Martin April 10, 2015

Although not open source, if you don’t mind running proprietary software I find Cepstral quite good. I wrote a python script to take the contents of the clipclipboard and pass it through CepstralCepstral (swift). I set up a custom keyboardand shortcutshortcut to run said script. I find this a workable solution. Cepstral.com if ya interested.
Ben April 11, 2015

Don’t forget about Festival at http://www.cstr.ed.ac.uk/projects/festival/. There is also a lightweight version called Flite.
Ken Starks April 15, 2015

To Just saying…

You may be surprised by me expressing this, but when it comes to tools like tts; partisanship and fanboi-ism needs to be kicked to the ditch. For reasons stated in the article, being without a voice can be deadly in some circumstances. So I will say it in the least confusing way possible:

I don’t care if the app is written in Unicorn blood. I am going to use the tool that best fits my needs and allows me to live in a safe and productive manner. The ability to remain productive for the rest of my life transcends politics and fanboi postures. If the Linux or FOSS “solution” doesn’t solve the problem, then maybe it’s time to look elsewhere.

And as an aside, without saying too much; Spencer Hunley and Neil Munrow are doing some amazing work in bringing TTS into easy usability for the masses. DeeAnn Little is the project manager for what we hope is a way to use text to speech easily and for little if any cost.

While I cannot release any specifics, just let it be known that things are beginning to get exciting. Guys like Charlie Kravetz and myself…everyday Linux users; are seeing magic right before our eyes. This is encouraging given the fact that this project is just now getting off the ground.

But to my main point. I may dislike the business practices and tactics used by “the other guys”, but if it comes down to it, I’ll use or fork any solution that gives me my life back.

And our newest member, David; is making MaryTTS usable for single users without the need of connecting to a server somewhere. We’ll keep everyone posted on that as well.
Ken Starks April 15, 2015

Neil, I would be amazingly happy if Google Voice put their male US voice back in the rotation. I don’t know why the male voice disappeared but it’s no longer in the available voices.

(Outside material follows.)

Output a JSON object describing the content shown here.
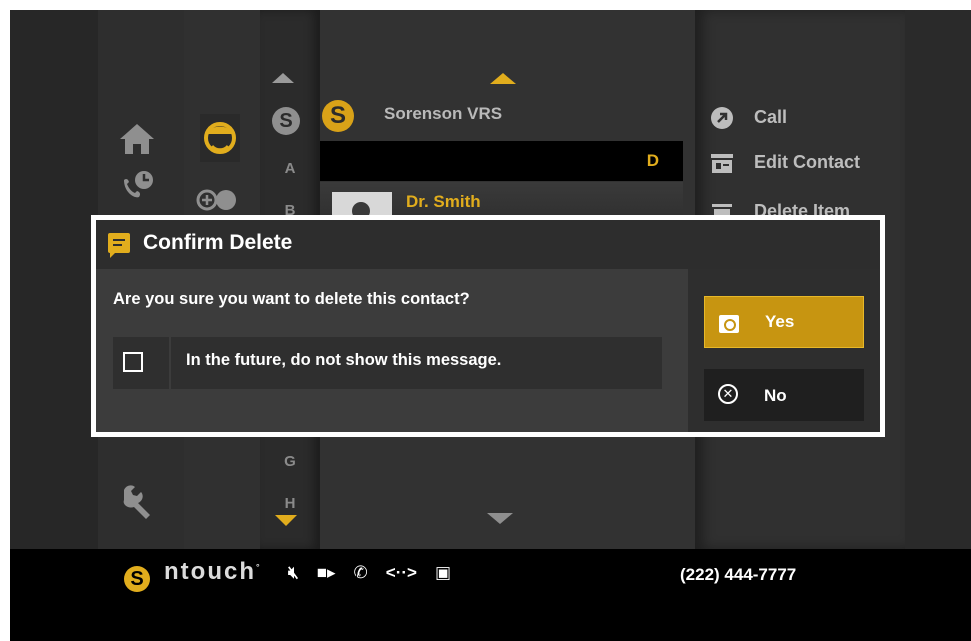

Our group is working toward and considering Android apps that can be deployed. And as mentioned in the comments (thank you)…Android apps are already being prepped to run in a Chrome browser. I don’t believe the OS has any bearing on that being a choice. And we’ll look at every choice available. Neil Munro is working on an absolutely fantastic top grade extension that makes text to speech in Chrome the very best in its class.

This is what happens when like minded people get together to get stuff done. We’re tackling this from every direction available to us.

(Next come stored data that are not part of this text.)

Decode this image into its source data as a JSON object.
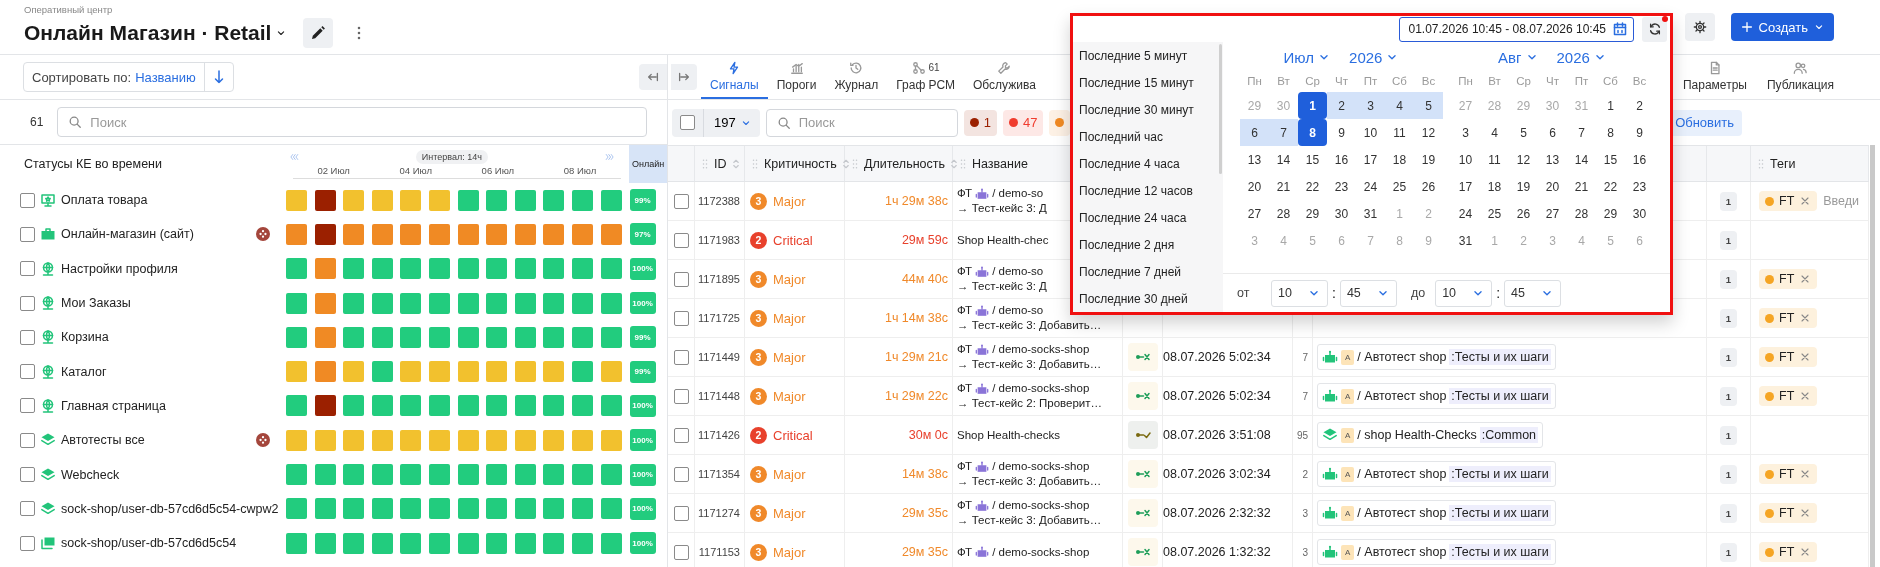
{
  "header": {
    "breadcrumb": "Оперативный центр",
    "title": "Онлайн Магазин · Retail",
    "create_button": "Создать"
  },
  "sort": {
    "label": "Сортировать по:",
    "value": "Названию"
  },
  "status_panel": {
    "count": "61",
    "search_placeholder": "Поиск",
    "title": "Статусы КЕ во времени",
    "interval": "Интервал: 14ч",
    "ticks": [
      "02 Июл",
      "04 Июл",
      "06 Июл",
      "08 Июл"
    ],
    "online_header": "Онлайн"
  },
  "status_rows": [
    {
      "name": "Оплата товара",
      "kind": "monitor",
      "checked": false,
      "alert": false,
      "uptime": "99%",
      "cells": [
        {
          "color": "#f2c12e"
        },
        {
          "color": "#9b2000"
        },
        {
          "color": "#f2c12e"
        },
        {
          "color": "#f2c12e"
        },
        {
          "color": "#f2c12e"
        },
        {
          "color": "#f2c12e"
        },
        {
          "color": "#22cc7e"
        },
        {
          "color": "#22cc7e"
        },
        {
          "color": "#22cc7e"
        },
        {
          "color": "#22cc7e"
        },
        {
          "color": "#22cc7e"
        },
        {
          "color": "#22cc7e"
        }
      ]
    },
    {
      "name": "Онлайн-магазин (сайт)",
      "kind": "briefcase",
      "checked": false,
      "alert": true,
      "uptime": "97%",
      "cells": [
        {
          "color": "#f08a24"
        },
        {
          "color": "#9b2000"
        },
        {
          "color": "#f08a24"
        },
        {
          "color": "#f08a24"
        },
        {
          "color": "#f08a24"
        },
        {
          "color": "#f08a24"
        },
        {
          "color": "#f08a24"
        },
        {
          "color": "#f08a24"
        },
        {
          "color": "#f08a24"
        },
        {
          "color": "#f08a24"
        },
        {
          "color": "#f08a24"
        },
        {
          "color": "#f08a24"
        }
      ]
    },
    {
      "name": "Настройки профиля",
      "kind": "globe",
      "checked": false,
      "alert": false,
      "uptime": "100%",
      "cells": [
        {
          "color": "#22cc7e"
        },
        {
          "color": "#f08a24"
        },
        {
          "color": "#22cc7e"
        },
        {
          "color": "#22cc7e"
        },
        {
          "color": "#22cc7e"
        },
        {
          "color": "#22cc7e"
        },
        {
          "color": "#22cc7e"
        },
        {
          "color": "#22cc7e"
        },
        {
          "color": "#22cc7e"
        },
        {
          "color": "#22cc7e"
        },
        {
          "color": "#22cc7e"
        },
        {
          "color": "#22cc7e"
        }
      ]
    },
    {
      "name": "Мои Заказы",
      "kind": "globe",
      "checked": false,
      "alert": false,
      "uptime": "100%",
      "cells": [
        {
          "color": "#22cc7e"
        },
        {
          "color": "#f08a24"
        },
        {
          "color": "#22cc7e"
        },
        {
          "color": "#22cc7e"
        },
        {
          "color": "#22cc7e"
        },
        {
          "color": "#22cc7e"
        },
        {
          "color": "#22cc7e"
        },
        {
          "color": "#22cc7e"
        },
        {
          "color": "#22cc7e"
        },
        {
          "color": "#22cc7e"
        },
        {
          "color": "#22cc7e"
        },
        {
          "color": "#22cc7e"
        }
      ]
    },
    {
      "name": "Корзина",
      "kind": "globe",
      "checked": false,
      "alert": false,
      "uptime": "99%",
      "cells": [
        {
          "color": "#22cc7e"
        },
        {
          "color": "#f08a24"
        },
        {
          "color": "#22cc7e"
        },
        {
          "color": "#22cc7e"
        },
        {
          "color": "#22cc7e"
        },
        {
          "color": "#22cc7e"
        },
        {
          "color": "#22cc7e"
        },
        {
          "color": "#22cc7e"
        },
        {
          "color": "#22cc7e"
        },
        {
          "color": "#22cc7e"
        },
        {
          "color": "#22cc7e"
        },
        {
          "color": "#22cc7e"
        }
      ]
    },
    {
      "name": "Каталог",
      "kind": "globe",
      "checked": false,
      "alert": false,
      "uptime": "99%",
      "cells": [
        {
          "color": "#f2c12e"
        },
        {
          "color": "#f08a24"
        },
        {
          "color": "#f2c12e"
        },
        {
          "color": "#22cc7e"
        },
        {
          "color": "#f2c12e"
        },
        {
          "color": "#f2c12e"
        },
        {
          "color": "#f2c12e"
        },
        {
          "color": "#f2c12e"
        },
        {
          "color": "#f2c12e"
        },
        {
          "color": "#f2c12e"
        },
        {
          "color": "#22cc7e"
        },
        {
          "color": "#f2c12e"
        }
      ]
    },
    {
      "name": "Главная страница",
      "kind": "globe",
      "checked": false,
      "alert": false,
      "uptime": "100%",
      "cells": [
        {
          "color": "#22cc7e"
        },
        {
          "color": "#9b2000"
        },
        {
          "color": "#22cc7e"
        },
        {
          "color": "#22cc7e"
        },
        {
          "color": "#22cc7e"
        },
        {
          "color": "#22cc7e"
        },
        {
          "color": "#22cc7e"
        },
        {
          "color": "#22cc7e"
        },
        {
          "color": "#22cc7e"
        },
        {
          "color": "#22cc7e"
        },
        {
          "color": "#22cc7e"
        },
        {
          "color": "#22cc7e"
        }
      ]
    },
    {
      "name": "Автотесты все",
      "kind": "layers",
      "checked": false,
      "alert": true,
      "uptime": "100%",
      "cells": [
        {
          "color": "#f2c12e"
        },
        {
          "color": "#f2c12e"
        },
        {
          "color": "#f2c12e"
        },
        {
          "color": "#f2c12e"
        },
        {
          "color": "#f2c12e"
        },
        {
          "color": "#f2c12e"
        },
        {
          "color": "#f2c12e"
        },
        {
          "color": "#f2c12e"
        },
        {
          "color": "#f2c12e"
        },
        {
          "color": "#f2c12e"
        },
        {
          "color": "#f2c12e"
        },
        {
          "color": "#f2c12e"
        }
      ]
    },
    {
      "name": "Webcheck",
      "kind": "layers",
      "checked": false,
      "alert": false,
      "uptime": "100%",
      "cells": [
        {
          "color": "#22cc7e"
        },
        {
          "color": "#22cc7e"
        },
        {
          "color": "#22cc7e"
        },
        {
          "color": "#22cc7e"
        },
        {
          "color": "#22cc7e"
        },
        {
          "color": "#22cc7e"
        },
        {
          "color": "#22cc7e"
        },
        {
          "color": "#22cc7e"
        },
        {
          "color": "#22cc7e"
        },
        {
          "color": "#22cc7e"
        },
        {
          "color": "#22cc7e"
        },
        {
          "color": "#22cc7e"
        }
      ]
    },
    {
      "name": "sock-shop/user-db-57cd6d5c54-cwpw2",
      "kind": "layers",
      "checked": false,
      "alert": false,
      "uptime": "100%",
      "cells": [
        {
          "color": "#22cc7e"
        },
        {
          "color": "#22cc7e"
        },
        {
          "color": "#22cc7e"
        },
        {
          "color": "#22cc7e"
        },
        {
          "color": "#22cc7e"
        },
        {
          "color": "#22cc7e"
        },
        {
          "color": "#22cc7e"
        },
        {
          "color": "#22cc7e"
        },
        {
          "color": "#22cc7e"
        },
        {
          "color": "#22cc7e"
        },
        {
          "color": "#22cc7e"
        },
        {
          "color": "#22cc7e"
        }
      ]
    },
    {
      "name": "sock-shop/user-db-57cd6d5c54",
      "kind": "windows",
      "checked": false,
      "alert": false,
      "uptime": "100%",
      "cells": [
        {
          "color": "#22cc7e"
        },
        {
          "color": "#22cc7e"
        },
        {
          "color": "#22cc7e"
        },
        {
          "color": "#22cc7e"
        },
        {
          "color": "#22cc7e"
        },
        {
          "color": "#22cc7e"
        },
        {
          "color": "#22cc7e"
        },
        {
          "color": "#22cc7e"
        },
        {
          "color": "#22cc7e"
        },
        {
          "color": "#22cc7e"
        },
        {
          "color": "#22cc7e"
        },
        {
          "color": "#22cc7e"
        }
      ]
    }
  ],
  "tabs": {
    "left": [
      {
        "kind": "bolt",
        "label": "Сигналы",
        "selected": true
      },
      {
        "kind": "bars",
        "label": "Пороги",
        "selected": false
      },
      {
        "kind": "history",
        "label": "Журнал",
        "selected": false
      },
      {
        "kind": "graph",
        "label": "Граф РСМ",
        "badge": "61",
        "selected": false
      },
      {
        "kind": "wrench",
        "label": "Обслужива",
        "selected": false
      }
    ],
    "right": [
      {
        "kind": "document",
        "label": "Параметры",
        "selected": false
      },
      {
        "kind": "users",
        "label": "Публикация",
        "selected": false
      }
    ]
  },
  "toolbar": {
    "select_all_checked": false,
    "page_size": "197",
    "search_placeholder": "Поиск",
    "severity_chips": [
      {
        "color": "#9b2000",
        "count": "1"
      },
      {
        "color": "#f03c2e",
        "count": "47"
      },
      {
        "color": "#f08a24"
      }
    ],
    "refresh_button": "Обновить"
  },
  "table": {
    "columns": [
      {
        "label": "ID",
        "sortable": true
      },
      {
        "label": "Критичность",
        "sortable": true
      },
      {
        "label": "Длительность",
        "sortable": true
      },
      {
        "label": "Название",
        "sortable": false
      }
    ],
    "trailing_columns": [
      {
        "label": "Теги",
        "sortable": false
      }
    ],
    "rows": [
      {
        "id": "1172388",
        "checked": false,
        "severity": {
          "number": "3",
          "label": "Major",
          "kind": "major"
        },
        "duration": "1ч 29м 38с",
        "name": {
          "prefix": "ФТ",
          "path": "/ demo-so",
          "detail": "→ Тест-кейс 3: Д"
        },
        "occurrences": "1",
        "tags": [
          {
            "label": "FT",
            "color": "#f5a524"
          }
        ],
        "tag_placeholder": "Введи"
      },
      {
        "id": "1171983",
        "checked": false,
        "severity": {
          "number": "2",
          "label": "Critical",
          "kind": "critical"
        },
        "duration": "29м 59с",
        "name": {
          "text": "Shop Health-chec"
        },
        "occurrences": "1"
      },
      {
        "id": "1171895",
        "checked": false,
        "severity": {
          "number": "3",
          "label": "Major",
          "kind": "major"
        },
        "duration": "44м 40с",
        "name": {
          "prefix": "ФТ",
          "path": "/ demo-so",
          "detail": "→ Тест-кейс 3: Д"
        },
        "occurrences": "1",
        "tags": [
          {
            "label": "FT",
            "color": "#f5a524"
          }
        ]
      },
      {
        "id": "1171725",
        "checked": false,
        "severity": {
          "number": "3",
          "label": "Major",
          "kind": "major"
        },
        "duration": "1ч 14м 38с",
        "name": {
          "prefix": "ФТ",
          "path": "/ demo-so",
          "detail": "→ Тест-кейс 3: Добавить…"
        },
        "occurrences": "1",
        "tags": [
          {
            "label": "FT",
            "color": "#f5a524"
          }
        ]
      },
      {
        "id": "1171449",
        "checked": false,
        "severity": {
          "number": "3",
          "label": "Major",
          "kind": "major"
        },
        "duration": "1ч 29м 21с",
        "name": {
          "prefix": "ФТ",
          "path": "/ demo-socks-shop",
          "detail": "→ Тест-кейс 3: Добавить…"
        },
        "signal": {
          "kind": "failed",
          "time": "08.07.2026 5:02:34",
          "count": "7",
          "source": {
            "kind": "robot",
            "badge": "A",
            "path": "/ Автотест shop",
            "group": ":Тесты и их шаги"
          }
        },
        "occurrences": "1",
        "tags": [
          {
            "label": "FT",
            "color": "#f5a524"
          }
        ]
      },
      {
        "id": "1171448",
        "checked": false,
        "severity": {
          "number": "3",
          "label": "Major",
          "kind": "major"
        },
        "duration": "1ч 29м 22с",
        "name": {
          "prefix": "ФТ",
          "path": "/ demo-socks-shop",
          "detail": "→ Тест-кейс 2: Проверит…"
        },
        "signal": {
          "kind": "failed",
          "time": "08.07.2026 5:02:34",
          "count": "7",
          "source": {
            "kind": "robot",
            "badge": "A",
            "path": "/ Автотест shop",
            "group": ":Тесты и их шаги"
          }
        },
        "occurrences": "1",
        "tags": [
          {
            "label": "FT",
            "color": "#f5a524"
          }
        ]
      },
      {
        "id": "1171426",
        "checked": false,
        "severity": {
          "number": "2",
          "label": "Critical",
          "kind": "critical"
        },
        "duration": "30м 0с",
        "name": {
          "text": "Shop Health-checks"
        },
        "signal": {
          "kind": "passed",
          "time": "08.07.2026 3:51:08",
          "count": "95",
          "source": {
            "kind": "layers",
            "badge": "A",
            "path": "/ shop Health-Checks",
            "group": ":Common"
          }
        },
        "occurrences": "1"
      },
      {
        "id": "1171354",
        "checked": false,
        "severity": {
          "number": "3",
          "label": "Major",
          "kind": "major"
        },
        "duration": "14м 38с",
        "name": {
          "prefix": "ФТ",
          "path": "/ demo-socks-shop",
          "detail": "→ Тест-кейс 3: Добавить…"
        },
        "signal": {
          "kind": "failed",
          "time": "08.07.2026 3:02:34",
          "count": "2",
          "source": {
            "kind": "robot",
            "badge": "A",
            "path": "/ Автотест shop",
            "group": ":Тесты и их шаги"
          }
        },
        "occurrences": "1",
        "tags": [
          {
            "label": "FT",
            "color": "#f5a524"
          }
        ]
      },
      {
        "id": "1171274",
        "checked": false,
        "severity": {
          "number": "3",
          "label": "Major",
          "kind": "major"
        },
        "duration": "29м 35с",
        "name": {
          "prefix": "ФТ",
          "path": "/ demo-socks-shop",
          "detail": "→ Тест-кейс 3: Добавить…"
        },
        "signal": {
          "kind": "failed",
          "time": "08.07.2026 2:32:32",
          "count": "3",
          "source": {
            "kind": "robot",
            "badge": "A",
            "path": "/ Автотест shop",
            "group": ":Тесты и их шаги"
          }
        },
        "occurrences": "1",
        "tags": [
          {
            "label": "FT",
            "color": "#f5a524"
          }
        ]
      },
      {
        "id": "1171153",
        "checked": false,
        "severity": {
          "number": "3",
          "label": "Major",
          "kind": "major"
        },
        "duration": "29м 35с",
        "name": {
          "prefix": "ФТ",
          "path": "/ demo-socks-shop"
        },
        "signal": {
          "kind": "failed",
          "time": "08.07.2026 1:32:32",
          "count": "3",
          "source": {
            "kind": "robot",
            "badge": "A",
            "path": "/ Автотест shop",
            "group": ":Тесты и их шаги"
          }
        },
        "occurrences": "1",
        "tags": [
          {
            "label": "FT",
            "color": "#f5a524"
          }
        ]
      }
    ]
  },
  "date_picker": {
    "range": "01.07.2026 10:45 - 08.07.2026 10:45",
    "presets": [
      {
        "label": "Последние 5 минут",
        "selected": false
      },
      {
        "label": "Последние 15 минут",
        "selected": false
      },
      {
        "label": "Последние 30 минут",
        "selected": false
      },
      {
        "label": "Последний час",
        "selected": false
      },
      {
        "label": "Последние 4 часа",
        "selected": false
      },
      {
        "label": "Последние 12 часов",
        "selected": false
      },
      {
        "label": "Последние 24 часа",
        "selected": false
      },
      {
        "label": "Последние 2 дня",
        "selected": false
      },
      {
        "label": "Последние 7 дней",
        "selected": false
      },
      {
        "label": "Последние 30 дней",
        "selected": false
      }
    ],
    "months": [
      {
        "month": "Июл",
        "year": "2026",
        "weekdays": [
          "Пн",
          "Вт",
          "Ср",
          "Чт",
          "Пт",
          "Сб",
          "Вс"
        ],
        "weeks": [
          [
            {
              "day": "29",
              "outside": true,
              "selected": false,
              "in_range": false
            },
            {
              "day": "30",
              "outside": true,
              "selected": false,
              "in_range": false
            },
            {
              "day": "1",
              "outside": false,
              "selected": true,
              "in_range": false
            },
            {
              "day": "2",
              "outside": false,
              "selected": false,
              "in_range": true
            },
            {
              "day": "3",
              "outside": false,
              "selected": false,
              "in_range": true
            },
            {
              "day": "4",
              "outside": false,
              "selected": false,
              "in_range": true
            },
            {
              "day": "5",
              "outside": false,
              "selected": false,
              "in_range": true
            }
          ],
          [
            {
              "day": "6",
              "outside": false,
              "selected": false,
              "in_range": true
            },
            {
              "day": "7",
              "outside": false,
              "selected": false,
              "in_range": true
            },
            {
              "day": "8",
              "outside": false,
              "selected": true,
              "in_range": false
            },
            {
              "day": "9",
              "outside": false,
              "selected": false,
              "in_range": false
            },
            {
              "day": "10",
              "outside": false,
              "selected": false,
              "in_range": false
            },
            {
              "day": "11",
              "outside": false,
              "selected": false,
              "in_range": false
            },
            {
              "day": "12",
              "outside": false,
              "selected": false,
              "in_range": false
            }
          ],
          [
            {
              "day": "13",
              "outside": false,
              "selected": false,
              "in_range": false
            },
            {
              "day": "14",
              "outside": false,
              "selected": false,
              "in_range": false
            },
            {
              "day": "15",
              "outside": false,
              "selected": false,
              "in_range": false
            },
            {
              "day": "16",
              "outside": false,
              "selected": false,
              "in_range": false
            },
            {
              "day": "17",
              "outside": false,
              "selected": false,
              "in_range": false
            },
            {
              "day": "18",
              "outside": false,
              "selected": false,
              "in_range": false
            },
            {
              "day": "19",
              "outside": false,
              "selected": false,
              "in_range": false
            }
          ],
          [
            {
              "day": "20",
              "outside": false,
              "selected": false,
              "in_range": false
            },
            {
              "day": "21",
              "outside": false,
              "selected": false,
              "in_range": false
            },
            {
              "day": "22",
              "outside": false,
              "selected": false,
              "in_range": false
            },
            {
              "day": "23",
              "outside": false,
              "selected": false,
              "in_range": false
            },
            {
              "day": "24",
              "outside": false,
              "selected": false,
              "in_range": false
            },
            {
              "day": "25",
              "outside": false,
              "selected": false,
              "in_range": false
            },
            {
              "day": "26",
              "outside": false,
              "selected": false,
              "in_range": false
            }
          ],
          [
            {
              "day": "27",
              "outside": false,
              "selected": false,
              "in_range": false
            },
            {
              "day": "28",
              "outside": false,
              "selected": false,
              "in_range": false
            },
            {
              "day": "29",
              "outside": false,
              "selected": false,
              "in_range": false
            },
            {
              "day": "30",
              "outside": false,
              "selected": false,
              "in_range": false
            },
            {
              "day": "31",
              "outside": false,
              "selected": false,
              "in_range": false
            },
            {
              "day": "1",
              "outside": true,
              "selected": false,
              "in_range": false
            },
            {
              "day": "2",
              "outside": true,
              "selected": false,
              "in_range": false
            }
          ],
          [
            {
              "day": "3",
              "outside": true,
              "selected": false,
              "in_range": false
            },
            {
              "day": "4",
              "outside": true,
              "selected": false,
              "in_range": false
            },
            {
              "day": "5",
              "outside": true,
              "selected": false,
              "in_range": false
            },
            {
              "day": "6",
              "outside": true,
              "selected": false,
              "in_range": false
            },
            {
              "day": "7",
              "outside": true,
              "selected": false,
              "in_range": false
            },
            {
              "day": "8",
              "outside": true,
              "selected": false,
              "in_range": false
            },
            {
              "day": "9",
              "outside": true,
              "selected": false,
              "in_range": false
            }
          ]
        ]
      },
      {
        "month": "Авг",
        "year": "2026",
        "weekdays": [
          "Пн",
          "Вт",
          "Ср",
          "Чт",
          "Пт",
          "Сб",
          "Вс"
        ],
        "weeks": [
          [
            {
              "day": "27",
              "outside": true,
              "selected": false,
              "in_range": false
            },
            {
              "day": "28",
              "outside": true,
              "selected": false,
              "in_range": false
            },
            {
              "day": "29",
              "outside": true,
              "selected": false,
              "in_range": false
            },
            {
              "day": "30",
              "outside": true,
              "selected": false,
              "in_range": false
            },
            {
              "day": "31",
              "outside": true,
              "selected": false,
              "in_range": false
            },
            {
              "day": "1",
              "outside": false,
              "selected": false,
              "in_range": false
            },
            {
              "day": "2",
              "outside": false,
              "selected": false,
              "in_range": false
            }
          ],
          [
            {
              "day": "3",
              "outside": false,
              "selected": false,
              "in_range": false
            },
            {
              "day": "4",
              "outside": false,
              "selected": false,
              "in_range": false
            },
            {
              "day": "5",
              "outside": false,
              "selected": false,
              "in_range": false
            },
            {
              "day": "6",
              "outside": false,
              "selected": false,
              "in_range": false
            },
            {
              "day": "7",
              "outside": false,
              "selected": false,
              "in_range": false
            },
            {
              "day": "8",
              "outside": false,
              "selected": false,
              "in_range": false
            },
            {
              "day": "9",
              "outside": false,
              "selected": false,
              "in_range": false
            }
          ],
          [
            {
              "day": "10",
              "outside": false,
              "selected": false,
              "in_range": false
            },
            {
              "day": "11",
              "outside": false,
              "selected": false,
              "in_range": false
            },
            {
              "day": "12",
              "outside": false,
              "selected": false,
              "in_range": false
            },
            {
              "day": "13",
              "outside": false,
              "selected": false,
              "in_range": false
            },
            {
              "day": "14",
              "outside": false,
              "selected": false,
              "in_range": false
            },
            {
              "day": "15",
              "outside": false,
              "selected": false,
              "in_range": false
            },
            {
              "day": "16",
              "outside": false,
              "selected": false,
              "in_range": false
            }
          ],
          [
            {
              "day": "17",
              "outside": false,
              "selected": false,
              "in_range": false
            },
            {
              "day": "18",
              "outside": false,
              "selected": false,
              "in_range": false
            },
            {
              "day": "19",
              "outside": false,
              "selected": false,
              "in_range": false
            },
            {
              "day": "20",
              "outside": false,
              "selected": false,
              "in_range": false
            },
            {
              "day": "21",
              "outside": false,
              "selected": false,
              "in_range": false
            },
            {
              "day": "22",
              "outside": false,
              "selected": false,
              "in_range": false
            },
            {
              "day": "23",
              "outside": false,
              "selected": false,
              "in_range": false
            }
          ],
          [
            {
              "day": "24",
              "outside": false,
              "selected": false,
              "in_range": false
            },
            {
              "day": "25",
              "outside": false,
              "selected": false,
              "in_range": false
            },
            {
              "day": "26",
              "outside": false,
              "selected": false,
              "in_range": false
            },
            {
              "day": "27",
              "outside": false,
              "selected": false,
              "in_range": false
            },
            {
              "day": "28",
              "outside": false,
              "selected": false,
              "in_range": false
            },
            {
              "day": "29",
              "outside": false,
              "selected": false,
              "in_range": false
            },
            {
              "day": "30",
              "outside": false,
              "selected": false,
              "in_range": false
            }
          ],
          [
            {
              "day": "31",
              "outside": false,
              "selected": false,
              "in_range": false
            },
            {
              "day": "1",
              "outside": true,
              "selected": false,
              "in_range": false
            },
            {
              "day": "2",
              "outside": true,
              "selected": false,
              "in_range": false
            },
            {
              "day": "3",
              "outside": true,
              "selected": false,
              "in_range": false
            },
            {
              "day": "4",
              "outside": true,
              "selected": false,
              "in_range": false
            },
            {
              "day": "5",
              "outside": true,
              "selected": false,
              "in_range": false
            },
            {
              "day": "6",
              "outside": true,
              "selected": false,
              "in_range": false
            }
          ]
        ]
      }
    ],
    "from_label": "от",
    "from_hour": "10",
    "from_separator": ":",
    "from_minute": "45",
    "to_label": "до",
    "to_hour": "10",
    "to_separator": ":",
    "to_minute": "45"
  }
}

Jeff S. Thank you. And you are correct. The SpeakIt addon is just this side of miracle work. Not sure of this but I believe this addon is an extension of the stand alone app named SpokenText.net. That app is amazing as well and I’ve used it from time to time.

But some of the real promising works are coming from building MaryTTS into your computer. The actual server side part of the app can be installed on the laptop or desktop at large. When using the app, it doesn’t have to connect to another remote server, thus speeding the whole thing up nicely. I’ll be attempting this in another couple of days and I’ll report at a later date. We want to make sure all of the solution vectors are presented at once, thus eliminating the urge to jump on the one that’s working best at the time. But that’s the beauty of having an experienced Project Manager working with us.